Re: Not one but two
"BT engineers themselves are bloody good eggs"
The older ones with actual BPO experience are.
Younger ones are usually cowboys whose sole intent is to get in and out as quickly as possible. I've had several show up, plug in a test set, listen for dialtone and leave, marking the line as fixed - when the complaint was foreign battery on the line - and an immediate retest showed it was still faulty.
One of the older guys explained it thus:
BT allocate about 40 minutes onsite per fault. Faults are paid per item closed, not on time taken, therefore it's not in their economic interest to deal with "difficult" issues. Ditto with installations.

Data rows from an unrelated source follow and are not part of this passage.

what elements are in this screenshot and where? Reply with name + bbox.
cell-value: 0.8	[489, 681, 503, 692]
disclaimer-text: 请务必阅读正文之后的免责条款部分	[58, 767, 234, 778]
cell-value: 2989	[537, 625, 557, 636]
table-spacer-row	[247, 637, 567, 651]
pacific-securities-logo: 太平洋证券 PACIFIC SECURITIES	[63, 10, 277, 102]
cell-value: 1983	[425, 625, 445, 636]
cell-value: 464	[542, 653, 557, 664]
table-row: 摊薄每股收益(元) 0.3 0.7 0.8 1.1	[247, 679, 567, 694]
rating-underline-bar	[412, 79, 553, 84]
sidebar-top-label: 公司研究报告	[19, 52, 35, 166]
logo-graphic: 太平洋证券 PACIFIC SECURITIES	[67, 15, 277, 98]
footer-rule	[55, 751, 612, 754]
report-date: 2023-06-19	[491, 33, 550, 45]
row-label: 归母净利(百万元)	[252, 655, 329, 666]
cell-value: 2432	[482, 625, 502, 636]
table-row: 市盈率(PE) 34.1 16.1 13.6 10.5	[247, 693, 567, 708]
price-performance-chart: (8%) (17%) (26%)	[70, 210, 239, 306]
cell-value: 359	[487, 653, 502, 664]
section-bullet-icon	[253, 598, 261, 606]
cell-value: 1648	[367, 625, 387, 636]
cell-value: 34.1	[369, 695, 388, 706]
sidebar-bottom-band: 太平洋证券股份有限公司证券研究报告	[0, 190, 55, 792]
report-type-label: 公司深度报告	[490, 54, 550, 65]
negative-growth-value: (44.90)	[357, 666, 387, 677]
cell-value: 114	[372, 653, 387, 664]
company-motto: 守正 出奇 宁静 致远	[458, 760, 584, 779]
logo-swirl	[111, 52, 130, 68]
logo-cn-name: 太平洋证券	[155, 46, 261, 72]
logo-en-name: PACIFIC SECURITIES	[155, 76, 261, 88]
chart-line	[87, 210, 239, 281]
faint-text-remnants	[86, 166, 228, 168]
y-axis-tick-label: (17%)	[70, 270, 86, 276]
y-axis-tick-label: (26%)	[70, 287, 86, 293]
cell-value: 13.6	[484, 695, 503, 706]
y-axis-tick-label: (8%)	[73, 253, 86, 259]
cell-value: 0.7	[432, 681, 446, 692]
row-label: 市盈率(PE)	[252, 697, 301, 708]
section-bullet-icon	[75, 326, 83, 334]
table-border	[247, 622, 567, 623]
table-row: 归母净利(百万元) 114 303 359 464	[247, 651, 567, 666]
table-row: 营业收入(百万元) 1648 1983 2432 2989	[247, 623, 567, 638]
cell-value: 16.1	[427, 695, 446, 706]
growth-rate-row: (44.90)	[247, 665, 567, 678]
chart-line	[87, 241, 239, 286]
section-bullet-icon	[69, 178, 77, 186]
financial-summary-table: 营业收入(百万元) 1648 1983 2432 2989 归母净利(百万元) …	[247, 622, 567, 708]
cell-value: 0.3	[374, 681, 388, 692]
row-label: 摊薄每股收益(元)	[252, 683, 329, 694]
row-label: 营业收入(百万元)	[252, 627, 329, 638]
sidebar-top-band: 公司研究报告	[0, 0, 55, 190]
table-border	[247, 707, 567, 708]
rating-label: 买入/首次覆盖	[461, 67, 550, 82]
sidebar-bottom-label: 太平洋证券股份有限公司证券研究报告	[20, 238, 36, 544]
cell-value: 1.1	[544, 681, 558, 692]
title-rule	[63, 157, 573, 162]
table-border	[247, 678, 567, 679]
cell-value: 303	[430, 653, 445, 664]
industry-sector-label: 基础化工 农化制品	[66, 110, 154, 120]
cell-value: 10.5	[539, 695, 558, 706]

The end result is that it took 6 years(!!!!!!) to get a faulty drop cable between the building and street replaced. That took care of 90% of the problems I'm seeing, however the engineers feely admit both the street distribution cable (to the local distribution cab) and the trunk cable (cab to exchange) are both rotten - I've looked at them when cabs and covers were opened and they're lead-sheathed, paper-insulated items with markings indicating they were installed inthe early 1960s (I quit the telco industry in the late 80s and have more than enough experience to identify cabling. Then I spent the 90s in the ISP game...)
BTOR older engineeers state the usual way of trying to "fix" customer complaints is to simply swap lines around for the "least-bad" pair (which is what was done with my building drop cable until all 11 pairs failed). That simply gives another person the rotten one.
BT have repeatedly claimed to Ofcom there is no paper-insulated or aluminium cable "in their network" - attempts to dispute these claims with Ofcom have met with hostile responses, even wehen complainants have evidence.
I've been informed from a reliable source that the definitiion of "in their network" stops at the distribution cabinets. Street cables don't count. Nonetheless it'd be interesting to call the bluff of anyone making this claim and asking them to make it a statutory declaration in front of a judge. The penalties for perjury might just cause them to rethink the claim.
It's not just BT who need to be dealt with firmly on the abject failures of Openreach. Ofcom have shown themselves ot be entirely too credulous on BT claims even when conflicting evidence is available. Refusing to reinvestigate is hard to escalate when Ofcom's staff seem to be disinterested in rocking the boat.